Размечтавшись об этом, Памеджаи еще больше прежнего почувствовал голод и ускорил шаг, чтобы скорее добраться до Икена.
Но вот уже виден Икен. Что ждет его здесь?… Не поймают ли? Но Пабеса ведь знал, когда сказал, что лучше идти в Икен. Поймать его могут только те люди, которые хорошо его знают, а они далеко отсюда. Все они живут у пещерного храма, у второго порога Хапи. «Прежде всего добуду себе поесть, – подумал Памеджаи, входя в ворота Икена. – Какой хороший город Икен! Так много людей… Здесь легко затеряться среди грузчиков, среди торговцев и корабельщиков. Я вижу людей с Отрогов Земли. Не печалься, Памеджаи, все будет хорошо…»
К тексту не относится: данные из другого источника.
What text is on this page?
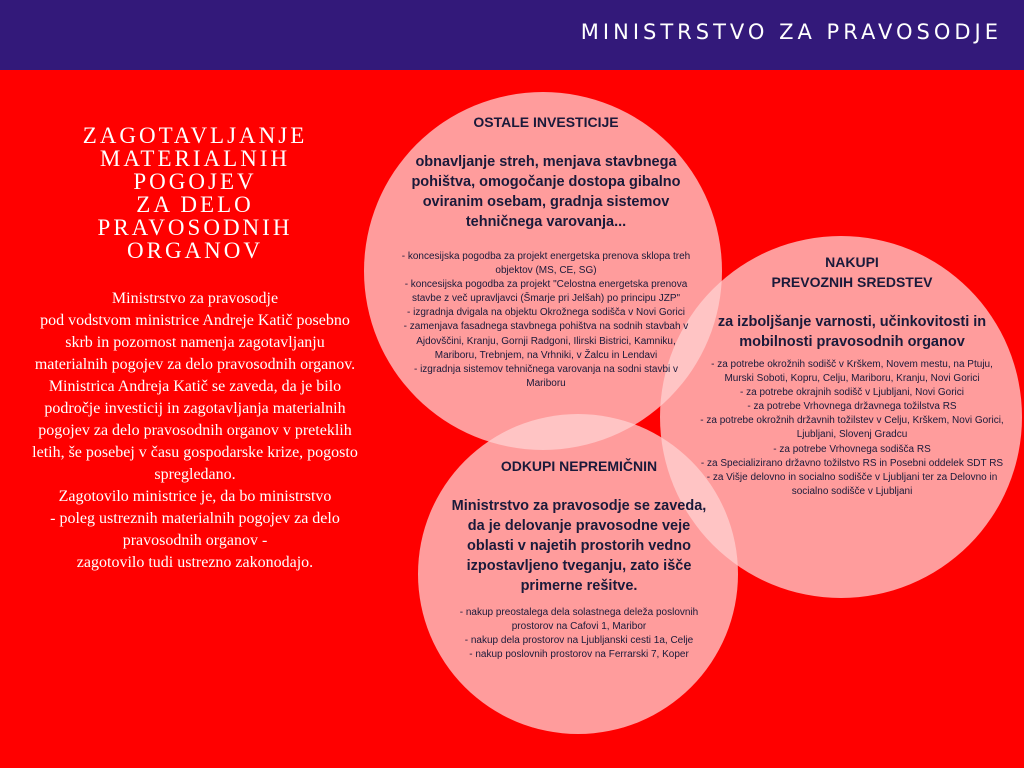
MINISTRSTVO ZA PRAVOSODJE
ZAGOTAVLJANJE
MATERIALNIH
POGOJEV
ZA DELO
PRAVOSODNIH
ORGANOV

Ministrstvo za pravosodje

pod vodstvom ministrice Andreje Katič posebno skrb in pozornost namenja zagotavljanju materialnih pogojev za delo pravosodnih organov.

Ministrica Andreja Katič se zaveda, da je bilo področje investicij in zagotavljanja materialnih pogojev za delo pravosodnih organov v preteklih letih, še posebej v času gospodarske krize, pogosto spregledano.

Zagotovilo ministrice je, da bo ministrstvo

- poleg ustreznih materialnih pogojev za delo pravosodnih organov -

zagotovilo tudi ustrezno zakonodajo.

OSTALE INVESTICIJE
obnavljanje streh, menjava stavbnega pohištva, omogočanje dostopa gibalno oviranim osebam, gradnja sistemov tehničnega varovanja...
- koncesijska pogodba za projekt energetska prenova sklopa treh objektov (MS, CE, SG)
- koncesijska pogodba za projekt "Celostna energetska prenova stavbe z več upravljavci (Šmarje pri Jelšah) po principu JZP"
- izgradnja dvigala na objektu Okrožnega sodišča v Novi Gorici
- zamenjava fasadnega stavbnega pohištva na sodnih stavbah v Ajdovščini, Kranju, Gornji Radgoni, Ilirski Bistrici, Kamniku, Mariboru, Trebnjem, na Vrhniki, v Žalcu in Lendavi
- izgradnja sistemov tehničnega varovanja na sodni stavbi v Mariboru
NAKUPI
PREVOZNIH SREDSTEV
za izboljšanje varnosti, učinkovitosti in mobilnosti pravosodnih organov
- za potrebe okrožnih sodišč v Krškem, Novem mestu, na Ptuju, Murski Soboti, Kopru, Celju, Mariboru, Kranju, Novi Gorici
- za potrebe okrajnih sodišč v Ljubljani, Novi Gorici
- za potrebe Vrhovnega državnega tožilstva RS
- za potrebe okrožnih državnih tožilstev v Celju, Krškem, Novi Gorici, Ljubljani, Slovenj Gradcu
- za potrebe Vrhovnega sodišča RS
- za Specializirano državno tožilstvo RS in Posebni oddelek SDT RS
- za Višje delovno in socialno sodišče v Ljubljani ter za Delovno in socialno sodišče v Ljubljani
ODKUPI NEPREMIČNIN
Ministrstvo za pravosodje se zaveda, da je delovanje pravosodne veje oblasti v najetih prostorih vedno izpostavljeno tveganju, zato išče primerne rešitve.
- nakup preostalega dela solastnega deleža poslovnih prostorov na Cafovi 1, Maribor
- nakup dela prostorov na Ljubljanski cesti 1a, Celje
- nakup poslovnih prostorov na Ferrarski 7, Koper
Он шел по улицам Икена и все думал, к кому бы обратиться с предложением взять священного скарабея и дать взамен еду. Но он не решился обратиться к первому попавшемуся человеку на улице; он пошел в порт, туда, где грузились суда. Он увидел суда, груженные черным деревом и слоновой костью. Он увидел грузчиков-нубийцев, которые тащили на головах сверкающие на солнце слитки меди. Его внимание привлекли клетки со львами и леопардами. Грузчик-нубиец тащил на спине шкуры леопардов. Памеджаи пошел за ним. И когда грузчик остановился передохнуть, он протянул к нему сердоликового скарабея и сказал на своем родном языке:
– Добрый человек, ты брат мне, мы оба с Отрогов Земли. Может быть, тебе нужен этот талисман на счастье? Дай мне за него немного еды. Я очень голоден.
Узнав, как скромны требования Памеджаи, грузчик-нубиец тотчас же сбегал на судно и принес все, о чем мечтал Памеджаи. Мало того, он дал ему еще несколько головок чеснока. И Памеджаи радостно рассмеялся, когда собрал все это богатство в свое рваное покрывало.
Прощаясь с Памеджаи, грузчик сказал:
– Ты кстати пришел ко мне, брат. Выгружать шкуры самых страшных хищников – пустое занятие. А вот когда надо выгружать клетки с хищниками, вот тогда важно иметь с собой священного скарабея. Мой брат погиб оттого, что лев протянул лапу из клетки и нанес ему смертельные раны.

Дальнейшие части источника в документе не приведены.